While this disclosure has been described with specific embodiments thereof, it is evident that many alternatives, modifications, and variations will be apparent to those skilled in the art. For example, various components of the embodiments may be interchanged, added, or substituted in the other embodiments. Also, all of the elements of each figure are not necessary for operation of the embodiments. For example, one of ordinary skill in the art of the embodiments would be enabled to make and use the teachings of the disclosure by simply employing the elements of the independent claims. Accordingly, the preferred embodiments of the disclosure as set forth herein are intended to be illustrative, not limiting. Various changes may be made without departing from the spirit and scope of the disclosure.
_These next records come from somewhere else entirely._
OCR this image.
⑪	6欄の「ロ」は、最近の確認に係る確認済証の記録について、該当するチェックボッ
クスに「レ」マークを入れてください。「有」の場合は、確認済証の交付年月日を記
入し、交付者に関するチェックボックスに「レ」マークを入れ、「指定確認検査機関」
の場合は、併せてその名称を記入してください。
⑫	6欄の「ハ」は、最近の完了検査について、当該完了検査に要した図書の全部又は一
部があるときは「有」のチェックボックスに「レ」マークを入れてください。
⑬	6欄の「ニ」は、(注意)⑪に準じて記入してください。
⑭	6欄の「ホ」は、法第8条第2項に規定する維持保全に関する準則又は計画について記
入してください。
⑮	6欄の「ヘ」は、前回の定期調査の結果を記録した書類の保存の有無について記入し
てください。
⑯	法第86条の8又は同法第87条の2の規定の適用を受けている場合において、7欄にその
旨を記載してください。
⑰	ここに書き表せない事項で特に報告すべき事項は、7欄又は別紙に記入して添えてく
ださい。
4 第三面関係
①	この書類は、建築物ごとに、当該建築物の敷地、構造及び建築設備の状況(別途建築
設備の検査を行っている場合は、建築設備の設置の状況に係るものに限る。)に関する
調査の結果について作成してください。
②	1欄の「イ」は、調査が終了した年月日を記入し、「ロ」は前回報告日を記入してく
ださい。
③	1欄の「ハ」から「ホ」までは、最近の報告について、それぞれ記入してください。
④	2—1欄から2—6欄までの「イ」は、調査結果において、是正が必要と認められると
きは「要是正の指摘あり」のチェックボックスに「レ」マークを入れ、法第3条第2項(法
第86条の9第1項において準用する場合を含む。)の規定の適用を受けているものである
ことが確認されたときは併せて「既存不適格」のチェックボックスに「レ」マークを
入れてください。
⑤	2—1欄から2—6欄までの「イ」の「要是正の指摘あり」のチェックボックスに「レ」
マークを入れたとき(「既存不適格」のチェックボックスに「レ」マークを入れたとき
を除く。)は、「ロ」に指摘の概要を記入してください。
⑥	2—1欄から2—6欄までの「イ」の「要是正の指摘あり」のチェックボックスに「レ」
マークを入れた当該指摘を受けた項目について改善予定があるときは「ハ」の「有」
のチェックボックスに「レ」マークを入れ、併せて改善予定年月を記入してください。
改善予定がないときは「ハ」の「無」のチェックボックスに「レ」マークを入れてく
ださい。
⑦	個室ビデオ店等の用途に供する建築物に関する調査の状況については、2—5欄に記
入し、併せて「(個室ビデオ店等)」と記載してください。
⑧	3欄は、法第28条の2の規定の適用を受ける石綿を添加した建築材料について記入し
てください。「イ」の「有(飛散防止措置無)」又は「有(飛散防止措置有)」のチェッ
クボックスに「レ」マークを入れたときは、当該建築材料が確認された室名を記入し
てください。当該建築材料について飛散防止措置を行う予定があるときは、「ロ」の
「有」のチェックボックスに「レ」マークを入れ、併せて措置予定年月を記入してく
In this document, relational terms such as “first,” “second,” and the like may be used solely to distinguish one entity or action from another entity or action without necessarily requiring or implying any actual such relationship or order between such entities or actions. Also, relational terms, such as “top,” “bottom,” “front,” “back,” “horizontal,” “vertical,” and the like may be used solely to distinguish a spatial orientation of elements relative to each other and without necessarily implying a spatial orientation relative to any other physical coordinate system. The terms “comprises,” “comprising,” or any other variation thereof, are intended to cover a non-exclusive inclusion, such that a process, method, article, or apparatus that comprises a list of elements does not include only those elements but may include other elements not expressly listed or inherent to such process, method, article, or apparatus. An element proceeded by “a,” “an,” or the like does not, without more constraints, preclude the existence of additional identical elements in the process, method, article, or apparatus that comprises the element. Also, the term “another” is defined as at least a second or more. The terms “including,” “having,” and the like, as used herein, are defined as “comprising.”

Claims

1. An apparatus useful in printing comprising:

a print assembly rotationally supported in the apparatus, the print assembly having a print assembly contact surface and the print assembly having a print assembly conductor;

a blade configured to be coupled to the print assembly contact surface;

a blade conductive layer coupled to the blade; and

a sensor configured to measure a capacitance between the blade conductive layer and the print assembly conductor.

2. The apparatus according to claim 1, further comprising a controller configured to adjust a blade position relative to the print assembly contact surface based on the measured capacitance.

3. The apparatus according to claim 2, wherein the controller is configured to identify a change in a distance between the blade conductive layer and the print assembly contact surface based on the measured capacitance.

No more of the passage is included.